COUR DE CASSATION ______________________

Audience publique du 6 juin 2019

Rejet

M. CHAUVIN, président

Arrêt n° 505 F-D

Pourvoi n° Y 18-15.687

Aide juridictionnelle totale en demande au profit de Mme J.... Admission du bureau d'aide juridictionnelle près la Cour de cassation en date du 1er février 2018.

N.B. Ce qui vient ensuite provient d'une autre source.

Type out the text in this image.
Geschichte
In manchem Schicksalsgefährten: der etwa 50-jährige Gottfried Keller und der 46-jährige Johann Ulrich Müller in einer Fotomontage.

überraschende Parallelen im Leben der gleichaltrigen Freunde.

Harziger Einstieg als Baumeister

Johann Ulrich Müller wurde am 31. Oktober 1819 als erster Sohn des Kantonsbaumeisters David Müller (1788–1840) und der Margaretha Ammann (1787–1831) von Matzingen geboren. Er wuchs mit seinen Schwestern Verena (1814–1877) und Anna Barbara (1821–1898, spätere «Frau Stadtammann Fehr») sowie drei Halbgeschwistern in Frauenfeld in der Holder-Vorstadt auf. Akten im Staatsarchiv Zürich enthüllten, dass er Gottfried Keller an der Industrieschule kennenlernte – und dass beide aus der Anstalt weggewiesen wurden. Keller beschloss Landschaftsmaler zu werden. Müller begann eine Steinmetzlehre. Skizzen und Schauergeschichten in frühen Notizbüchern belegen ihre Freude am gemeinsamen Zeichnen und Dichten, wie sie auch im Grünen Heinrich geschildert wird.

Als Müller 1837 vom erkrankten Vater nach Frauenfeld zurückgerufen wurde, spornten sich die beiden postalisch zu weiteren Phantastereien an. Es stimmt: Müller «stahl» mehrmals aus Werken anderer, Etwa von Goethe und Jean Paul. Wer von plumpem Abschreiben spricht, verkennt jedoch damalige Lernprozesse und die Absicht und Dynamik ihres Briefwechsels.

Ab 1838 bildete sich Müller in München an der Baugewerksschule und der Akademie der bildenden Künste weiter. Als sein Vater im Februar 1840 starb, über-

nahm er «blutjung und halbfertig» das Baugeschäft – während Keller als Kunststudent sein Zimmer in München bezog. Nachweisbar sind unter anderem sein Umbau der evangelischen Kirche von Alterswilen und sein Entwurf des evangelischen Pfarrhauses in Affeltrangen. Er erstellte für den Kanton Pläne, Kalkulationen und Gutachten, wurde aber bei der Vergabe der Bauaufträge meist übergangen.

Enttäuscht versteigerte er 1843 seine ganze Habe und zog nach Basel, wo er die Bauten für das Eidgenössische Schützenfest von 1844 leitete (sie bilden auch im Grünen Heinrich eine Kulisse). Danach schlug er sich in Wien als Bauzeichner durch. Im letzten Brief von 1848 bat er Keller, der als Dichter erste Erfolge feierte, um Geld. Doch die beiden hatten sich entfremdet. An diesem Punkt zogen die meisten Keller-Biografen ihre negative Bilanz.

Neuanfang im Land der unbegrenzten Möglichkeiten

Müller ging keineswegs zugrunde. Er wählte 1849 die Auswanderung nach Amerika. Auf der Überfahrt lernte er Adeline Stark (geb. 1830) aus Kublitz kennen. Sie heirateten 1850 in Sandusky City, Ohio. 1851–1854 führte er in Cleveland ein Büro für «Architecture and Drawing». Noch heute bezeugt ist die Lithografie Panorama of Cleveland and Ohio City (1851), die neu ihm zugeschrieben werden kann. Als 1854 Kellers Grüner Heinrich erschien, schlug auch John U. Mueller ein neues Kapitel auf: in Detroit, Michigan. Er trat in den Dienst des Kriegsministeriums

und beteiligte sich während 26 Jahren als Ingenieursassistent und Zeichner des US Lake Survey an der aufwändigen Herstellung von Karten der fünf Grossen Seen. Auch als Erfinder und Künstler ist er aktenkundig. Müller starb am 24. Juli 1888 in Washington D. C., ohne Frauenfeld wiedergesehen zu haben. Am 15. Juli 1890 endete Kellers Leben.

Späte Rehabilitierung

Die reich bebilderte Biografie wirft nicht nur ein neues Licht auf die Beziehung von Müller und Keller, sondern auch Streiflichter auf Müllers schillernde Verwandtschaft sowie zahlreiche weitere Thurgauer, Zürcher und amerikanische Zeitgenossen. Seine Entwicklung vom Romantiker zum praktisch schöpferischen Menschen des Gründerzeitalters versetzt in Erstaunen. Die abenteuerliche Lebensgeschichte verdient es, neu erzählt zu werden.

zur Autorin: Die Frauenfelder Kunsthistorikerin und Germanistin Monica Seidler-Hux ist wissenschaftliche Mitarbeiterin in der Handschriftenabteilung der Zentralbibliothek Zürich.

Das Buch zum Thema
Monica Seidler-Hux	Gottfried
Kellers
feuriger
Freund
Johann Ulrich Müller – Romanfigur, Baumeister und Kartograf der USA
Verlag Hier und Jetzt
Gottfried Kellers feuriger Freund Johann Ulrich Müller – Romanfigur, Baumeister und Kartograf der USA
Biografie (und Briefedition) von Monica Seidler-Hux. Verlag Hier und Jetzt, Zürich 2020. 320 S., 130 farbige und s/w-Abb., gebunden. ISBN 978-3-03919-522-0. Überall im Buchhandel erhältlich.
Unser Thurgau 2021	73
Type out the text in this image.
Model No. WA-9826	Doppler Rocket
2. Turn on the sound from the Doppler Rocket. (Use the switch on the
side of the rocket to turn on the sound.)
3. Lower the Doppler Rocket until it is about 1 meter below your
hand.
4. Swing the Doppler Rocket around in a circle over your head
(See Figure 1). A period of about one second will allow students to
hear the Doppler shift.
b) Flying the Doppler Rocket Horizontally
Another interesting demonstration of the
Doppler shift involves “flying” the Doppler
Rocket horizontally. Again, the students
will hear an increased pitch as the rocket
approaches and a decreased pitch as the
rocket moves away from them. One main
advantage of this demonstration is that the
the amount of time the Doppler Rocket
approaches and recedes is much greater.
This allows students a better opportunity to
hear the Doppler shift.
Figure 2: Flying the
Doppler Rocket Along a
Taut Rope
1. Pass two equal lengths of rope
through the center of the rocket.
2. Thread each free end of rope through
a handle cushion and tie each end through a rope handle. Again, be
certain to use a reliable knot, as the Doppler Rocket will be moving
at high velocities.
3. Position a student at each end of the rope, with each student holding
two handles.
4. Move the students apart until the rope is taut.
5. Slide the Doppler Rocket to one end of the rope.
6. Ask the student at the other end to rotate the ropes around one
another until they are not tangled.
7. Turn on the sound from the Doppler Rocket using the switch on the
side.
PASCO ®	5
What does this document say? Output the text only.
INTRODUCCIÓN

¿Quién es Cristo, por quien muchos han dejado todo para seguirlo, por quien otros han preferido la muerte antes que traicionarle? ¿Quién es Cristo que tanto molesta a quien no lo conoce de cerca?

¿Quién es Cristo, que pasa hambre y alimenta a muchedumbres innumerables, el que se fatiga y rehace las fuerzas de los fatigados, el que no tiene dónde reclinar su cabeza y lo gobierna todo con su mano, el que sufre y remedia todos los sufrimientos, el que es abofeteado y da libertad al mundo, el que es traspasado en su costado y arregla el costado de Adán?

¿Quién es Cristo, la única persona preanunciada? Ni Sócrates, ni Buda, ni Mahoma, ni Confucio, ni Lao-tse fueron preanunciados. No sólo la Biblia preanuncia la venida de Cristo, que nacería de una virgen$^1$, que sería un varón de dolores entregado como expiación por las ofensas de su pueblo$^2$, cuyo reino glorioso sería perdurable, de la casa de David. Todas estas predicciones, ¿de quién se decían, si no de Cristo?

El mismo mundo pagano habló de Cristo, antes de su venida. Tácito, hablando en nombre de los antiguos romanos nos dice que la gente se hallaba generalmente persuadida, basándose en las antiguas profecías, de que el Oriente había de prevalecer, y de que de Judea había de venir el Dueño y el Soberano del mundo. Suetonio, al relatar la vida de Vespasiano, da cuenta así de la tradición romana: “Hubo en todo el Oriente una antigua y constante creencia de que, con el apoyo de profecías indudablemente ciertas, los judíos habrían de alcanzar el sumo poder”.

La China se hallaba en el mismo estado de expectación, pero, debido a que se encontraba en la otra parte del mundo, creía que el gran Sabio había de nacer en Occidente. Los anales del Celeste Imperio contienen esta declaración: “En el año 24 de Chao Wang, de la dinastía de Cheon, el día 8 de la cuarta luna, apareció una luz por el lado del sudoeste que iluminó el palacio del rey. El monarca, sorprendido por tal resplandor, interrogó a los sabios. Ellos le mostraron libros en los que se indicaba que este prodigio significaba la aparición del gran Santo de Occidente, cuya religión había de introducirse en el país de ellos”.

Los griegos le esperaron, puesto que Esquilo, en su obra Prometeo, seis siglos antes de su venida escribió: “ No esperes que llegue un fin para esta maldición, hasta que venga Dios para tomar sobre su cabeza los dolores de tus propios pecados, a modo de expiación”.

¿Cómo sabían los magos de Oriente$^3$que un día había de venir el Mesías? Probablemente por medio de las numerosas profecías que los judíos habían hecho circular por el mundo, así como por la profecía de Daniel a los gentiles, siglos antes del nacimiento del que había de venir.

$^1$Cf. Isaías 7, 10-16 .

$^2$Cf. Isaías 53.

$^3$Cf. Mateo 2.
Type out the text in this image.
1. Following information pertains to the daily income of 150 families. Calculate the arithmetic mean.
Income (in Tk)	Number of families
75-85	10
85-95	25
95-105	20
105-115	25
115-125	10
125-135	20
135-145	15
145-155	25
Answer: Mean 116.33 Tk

R É P U B L I Q U E F R A N Ç A I S E

_________________________

AU NOM DU PEUPLE FRANÇAIS _________________________

LA COUR DE CASSATION, TROISIÈME CHAMBRE CIVILE, a rendu l'arrêt suivant :

Statuant sur le pourvoi formé par Mme N... Q..., épouse J..., domiciliée [...] ,

contre l'arrêt rendu le 7 avril 2017 par la cour d'appel de Reims (1re chambre civile, section instance), dans le litige l'opposant à l'EPIC OPH Troyes habitat, dont le siège est [...] ,

défenderesse à la cassation ;

La demanderesse invoque, à l'appui de son pourvoi, le moyen unique de cassation annexé au présent arrêt ;

Vu la communication faite au procureur général ;

LA COUR, en l'audience publique du 7 mai 2019, où étaient présents : M. Chauvin, président, Mme Collomp, conseiller référendaire rapporteur, M. Echappé, conseiller doyen, Mme Besse, greffier de chambre ;

Sur le rapport de Mme Collomp, conseiller référendaire, les observations de la SCP Ghestin, avocat de Mme J..., de la SCP Coutard et Munier-Apaire, avocat de l'EPIC OPH Troyes habitat, et après en avoir délibéré conformément à la loi ;

Sur le moyen unique, ci-après annexé :

Attendu, selon l'arrêt attaqué (Reims, 7 avril 2017), que l'établissement public OPH Troyes habitat (l'OPH) a assigné Mme J..., locataire d'un logement lui appartenant, en prononcé de la résiliation du bail en raison des troubles de voisinage occasionnés par celle-ci ; que Mme J... a soulevé l'irrecevabilité de la demande, faute pour le bailleur de lui avoir imparti un délai pour se conformer aux dispositions du contrat, conformément à l'article 5 du bail ;

Attendu que Mme J... fait grief à l'arrêt de déclarer la demande de résiliation recevable ;

Mais attendu qu'ayant relevé que, par lettre du 23 février 2009, l'OPH avait indiqué à Mme J... qu'il était saisi de plaintes à son encontre concernant des nuisances sonores à des heures tardives, qu'il l'avait priée de prendre ses dispositions pour que de telles nuisances ne se reproduisent plus et avait précisé qu'il espérait pouvoir constater "dans les jours prochains le respect et la tolérance qui ne peuvent que favoriser la convivialité entre locataires", que, par la suite, le bailleur avait vainement tenté de prendre contact avec elle et que le comportement de Mme J... n'avait pas cessé même après l'assignation en justice puisque des plaintes de voisins avaient encore été rédigées en 2016, la cour d'appel, qui a souverainement apprécié la portée de ces éléments de preuve dont il résultait que le délai de quelques jours imparti à Mme J... le 23 février 2009 n'avait pas été respecté, a pu en déduire que l'OPH avait respecté les dispositions contractuelles ;

D'où il suit que le moyen n'est pas fondé ;

PAR CES MOTIFS :

REJETTE le pourvoi ;

Condamne Mme J... aux dépens ;

Vu l'article 700 du code de procédure civile, rejette la demande de Mme J... ;

Ainsi fait et jugé par la Cour de cassation, troisième chambre civile, et prononcé par le président en son audience publique du six juin deux mille dix-neuf.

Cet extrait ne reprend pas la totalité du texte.